New wave of ambitious twenty-somethings epitomised by American Hustle star Lawrence

Successful young celebs lead the way for ambitious women. Kidadults need to get their skates on.




THE star of American Hustle, Jennifer Lawrence, is poised to make Oscar history this weekend. The 23 year old is the bookies favourite to win best supporting actress in LA on Sunday night.

If she does, she’ll become the youngest ever double Oscar winner for acting.

“I always knew that I was going to be famous,” Lawrence told Vogue magazine last year.

“I used to lie in bed and wonder: ‘Am I going to be a local TV person?

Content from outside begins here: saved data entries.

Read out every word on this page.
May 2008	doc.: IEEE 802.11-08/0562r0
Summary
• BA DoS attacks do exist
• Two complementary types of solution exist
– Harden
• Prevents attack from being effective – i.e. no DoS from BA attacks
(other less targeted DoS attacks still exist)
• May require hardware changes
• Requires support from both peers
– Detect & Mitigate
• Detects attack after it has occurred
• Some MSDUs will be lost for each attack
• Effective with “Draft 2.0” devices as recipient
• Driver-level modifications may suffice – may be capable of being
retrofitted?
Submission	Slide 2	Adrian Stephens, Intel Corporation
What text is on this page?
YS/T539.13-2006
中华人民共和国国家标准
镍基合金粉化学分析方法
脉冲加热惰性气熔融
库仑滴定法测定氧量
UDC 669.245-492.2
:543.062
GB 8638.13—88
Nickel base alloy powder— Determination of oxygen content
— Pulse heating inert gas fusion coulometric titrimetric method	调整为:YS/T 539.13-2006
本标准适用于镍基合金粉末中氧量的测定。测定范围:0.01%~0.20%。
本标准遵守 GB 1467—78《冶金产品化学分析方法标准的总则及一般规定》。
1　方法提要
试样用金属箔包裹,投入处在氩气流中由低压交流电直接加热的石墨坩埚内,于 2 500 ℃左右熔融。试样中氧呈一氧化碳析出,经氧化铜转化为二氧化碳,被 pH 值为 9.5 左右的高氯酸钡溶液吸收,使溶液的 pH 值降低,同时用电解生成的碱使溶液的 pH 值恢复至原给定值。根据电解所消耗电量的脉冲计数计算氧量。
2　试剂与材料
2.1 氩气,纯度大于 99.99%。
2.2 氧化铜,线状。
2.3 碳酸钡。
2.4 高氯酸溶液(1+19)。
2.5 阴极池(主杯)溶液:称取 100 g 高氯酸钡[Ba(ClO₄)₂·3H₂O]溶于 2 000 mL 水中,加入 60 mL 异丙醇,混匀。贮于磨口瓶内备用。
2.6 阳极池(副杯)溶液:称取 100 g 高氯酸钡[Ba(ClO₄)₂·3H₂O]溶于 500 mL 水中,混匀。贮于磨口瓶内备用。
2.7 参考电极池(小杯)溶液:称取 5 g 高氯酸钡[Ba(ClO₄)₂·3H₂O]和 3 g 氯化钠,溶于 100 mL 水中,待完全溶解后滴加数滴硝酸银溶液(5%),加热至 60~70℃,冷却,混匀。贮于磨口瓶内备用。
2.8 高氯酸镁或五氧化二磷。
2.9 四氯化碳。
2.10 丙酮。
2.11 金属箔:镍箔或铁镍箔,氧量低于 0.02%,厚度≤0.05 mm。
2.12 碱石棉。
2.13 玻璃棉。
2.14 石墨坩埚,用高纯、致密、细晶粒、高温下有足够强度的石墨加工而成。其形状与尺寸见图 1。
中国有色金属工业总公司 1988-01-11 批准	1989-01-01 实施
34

Am I going to be a motivational speaker?’ It wasn’t a vision. But as it’s kind of happening, you have this buried understanding: of course.”

Rich, talented and not even 30, ‘J.Law’ is one of a new generation of ambitious 20-something women. Members of Ireland’s ‘generation stuck’ kill time binge-watching Girls, but creator and star, Lena Dunham (27), has won a Golden Globe for the hit show.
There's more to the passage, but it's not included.